Solving Common Toilet Problems
Quick and Easy Toilet Repairs That Anyone Can Do!
Even if you’re less than handy when it comes to home plumbing repairs, the following toilet tricks are simple enough for you to tackle on your own.
Phantom Toilet Flushes:
If your toilet frequently refills spontaneously, as though somebody has just flushed it, you’ve got a phantom flush. No, your house probably isn’t haunted, but that sporadic running is caused by a slow leak from the toilet tank into the toilet bowl. The problem is likely a bad flapper or flapper seat. To fix it, drain the toilet tank and the toilet bowl, and check the flapper. Clean the seat if necessary or replace the flapper mechanism if it appears cracked, worn or damaged. Flappers and flapper parts are available at any hardware store.
Toilet Bowl Emptying Too Slowly:
A weak flush, or a toilet bowl that empties too slowly, usually means the flush holes under the rim of the bowl are clogged. Using a curved piece of wire, gently poke each hole to clear away debris. A wire coat hanger works well for this, and you can use a small mirror to help you find the holes inside the toilet rim.
Ugly Toilet Clogs:
By far the most common—and frequently most unpleasant—toilet problem is a clog. To clear a clogged toilet drain, try a force-cup plunger instead of the standard type. A force-cup plunger has a small rubber extension at the bottom that fits into the bowl drain for better suction. Put the bulb into the drain and pump straight up and down with force. Slowly lift the handle and let some water in to see if the clog is cleared.
If you’ve got a really serious toilet clog, you may need something a little stronger than a plunger. Try a closet auger, which you can purchase at any home improvement or plumbing supply store. Insert the auger into the toilet drain and twist the handle as you push the rotor down. Be careful not to scratch the bowl.
Leaky Toilet Seals:
There are at least five seals on a standard toilet, and all of them can leak. Before you can fix it, you have to figure out which seal is leaking. The largest seal is between the toilet tank and the toilet bowl; if you’ve got a leak here, water will shoot out from under the tank every time the toilet is flushed. The smaller seals at the bolts that mount the toilet to the floor and the one at the base of the ballcock will cause smaller leaks. To replace one of these faulty seals, drain the water from the toilet tank first. Then simply take off the damaged seal and put on a new one. If you suspect a leak at one of the smaller seals, you might also try tightening the bolts or nuts; this can often stop a minor leak.

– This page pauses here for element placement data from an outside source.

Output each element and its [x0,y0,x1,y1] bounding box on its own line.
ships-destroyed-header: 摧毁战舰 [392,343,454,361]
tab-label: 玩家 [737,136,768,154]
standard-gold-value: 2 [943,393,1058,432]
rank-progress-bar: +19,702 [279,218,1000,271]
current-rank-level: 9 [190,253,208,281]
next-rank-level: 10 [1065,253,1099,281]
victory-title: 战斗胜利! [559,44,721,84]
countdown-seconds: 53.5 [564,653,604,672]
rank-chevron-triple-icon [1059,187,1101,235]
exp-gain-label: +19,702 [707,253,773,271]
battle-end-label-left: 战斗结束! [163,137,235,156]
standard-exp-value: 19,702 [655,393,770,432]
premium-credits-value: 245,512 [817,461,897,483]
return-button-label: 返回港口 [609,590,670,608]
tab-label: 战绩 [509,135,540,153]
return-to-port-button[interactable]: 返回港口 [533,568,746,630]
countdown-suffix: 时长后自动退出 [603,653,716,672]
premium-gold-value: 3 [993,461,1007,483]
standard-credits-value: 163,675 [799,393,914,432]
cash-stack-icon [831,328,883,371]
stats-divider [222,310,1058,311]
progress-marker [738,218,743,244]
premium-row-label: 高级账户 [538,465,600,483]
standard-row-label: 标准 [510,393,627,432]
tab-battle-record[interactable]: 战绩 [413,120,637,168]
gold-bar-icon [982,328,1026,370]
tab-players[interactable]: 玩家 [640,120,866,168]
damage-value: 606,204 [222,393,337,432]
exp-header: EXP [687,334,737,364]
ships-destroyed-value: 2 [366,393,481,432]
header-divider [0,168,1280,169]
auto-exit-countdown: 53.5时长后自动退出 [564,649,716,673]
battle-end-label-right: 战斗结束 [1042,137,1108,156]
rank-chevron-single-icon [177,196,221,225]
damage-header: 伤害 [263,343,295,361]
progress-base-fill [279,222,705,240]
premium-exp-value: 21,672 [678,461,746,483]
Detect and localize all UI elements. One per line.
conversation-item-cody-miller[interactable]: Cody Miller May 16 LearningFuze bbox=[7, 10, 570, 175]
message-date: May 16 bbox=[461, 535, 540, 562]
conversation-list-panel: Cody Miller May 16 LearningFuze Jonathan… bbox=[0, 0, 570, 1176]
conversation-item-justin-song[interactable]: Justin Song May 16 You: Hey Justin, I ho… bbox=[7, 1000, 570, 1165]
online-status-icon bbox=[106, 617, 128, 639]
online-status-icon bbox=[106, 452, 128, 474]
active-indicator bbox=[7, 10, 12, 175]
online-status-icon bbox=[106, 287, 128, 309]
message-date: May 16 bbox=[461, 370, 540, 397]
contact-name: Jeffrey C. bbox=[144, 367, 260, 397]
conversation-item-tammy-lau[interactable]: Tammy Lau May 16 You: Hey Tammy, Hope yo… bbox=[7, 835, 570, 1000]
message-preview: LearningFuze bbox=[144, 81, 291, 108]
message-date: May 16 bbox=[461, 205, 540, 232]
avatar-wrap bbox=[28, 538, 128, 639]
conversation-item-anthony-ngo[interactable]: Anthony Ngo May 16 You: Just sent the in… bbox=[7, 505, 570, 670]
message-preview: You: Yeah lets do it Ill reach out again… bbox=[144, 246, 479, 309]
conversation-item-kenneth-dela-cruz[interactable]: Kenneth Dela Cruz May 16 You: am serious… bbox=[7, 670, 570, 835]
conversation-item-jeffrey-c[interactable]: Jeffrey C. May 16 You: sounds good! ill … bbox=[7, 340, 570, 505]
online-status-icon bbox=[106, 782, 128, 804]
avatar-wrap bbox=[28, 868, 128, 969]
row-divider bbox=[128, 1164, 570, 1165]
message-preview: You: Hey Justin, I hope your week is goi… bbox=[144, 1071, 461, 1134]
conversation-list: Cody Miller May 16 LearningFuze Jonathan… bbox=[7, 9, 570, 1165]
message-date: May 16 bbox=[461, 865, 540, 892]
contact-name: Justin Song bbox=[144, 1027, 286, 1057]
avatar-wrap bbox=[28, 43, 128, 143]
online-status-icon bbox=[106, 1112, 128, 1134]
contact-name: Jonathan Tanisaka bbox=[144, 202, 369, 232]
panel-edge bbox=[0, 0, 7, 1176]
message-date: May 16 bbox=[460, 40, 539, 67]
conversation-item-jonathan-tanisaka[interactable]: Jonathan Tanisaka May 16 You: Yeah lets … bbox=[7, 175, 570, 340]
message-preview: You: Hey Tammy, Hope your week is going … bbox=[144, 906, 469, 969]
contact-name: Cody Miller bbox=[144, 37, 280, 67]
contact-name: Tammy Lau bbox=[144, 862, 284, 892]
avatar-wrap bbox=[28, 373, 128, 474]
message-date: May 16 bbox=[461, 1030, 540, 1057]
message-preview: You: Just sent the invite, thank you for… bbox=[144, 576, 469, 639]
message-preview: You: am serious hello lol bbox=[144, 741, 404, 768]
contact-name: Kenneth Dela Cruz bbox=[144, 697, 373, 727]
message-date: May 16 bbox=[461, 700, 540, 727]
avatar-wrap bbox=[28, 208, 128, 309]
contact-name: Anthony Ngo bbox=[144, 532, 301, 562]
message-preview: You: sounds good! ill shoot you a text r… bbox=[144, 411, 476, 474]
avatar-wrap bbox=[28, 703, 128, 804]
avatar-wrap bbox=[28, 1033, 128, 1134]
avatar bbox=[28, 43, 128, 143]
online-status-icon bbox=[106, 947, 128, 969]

The fifth seal is the wax seal mounted underneath the base of the toilet. If this seal is damaged, you’ll have water leaking from the toilet onto the floor. This can cause the floor to rot, which means big trouble. If you simply caulk the seal without repairing the leak, water will be trapped under the base of the toilet, making the situation worse. You’ll have to remove the entire toilet and replace the wax seal. If you don’t feel up to it, this would be the time to call in a plumbing professional.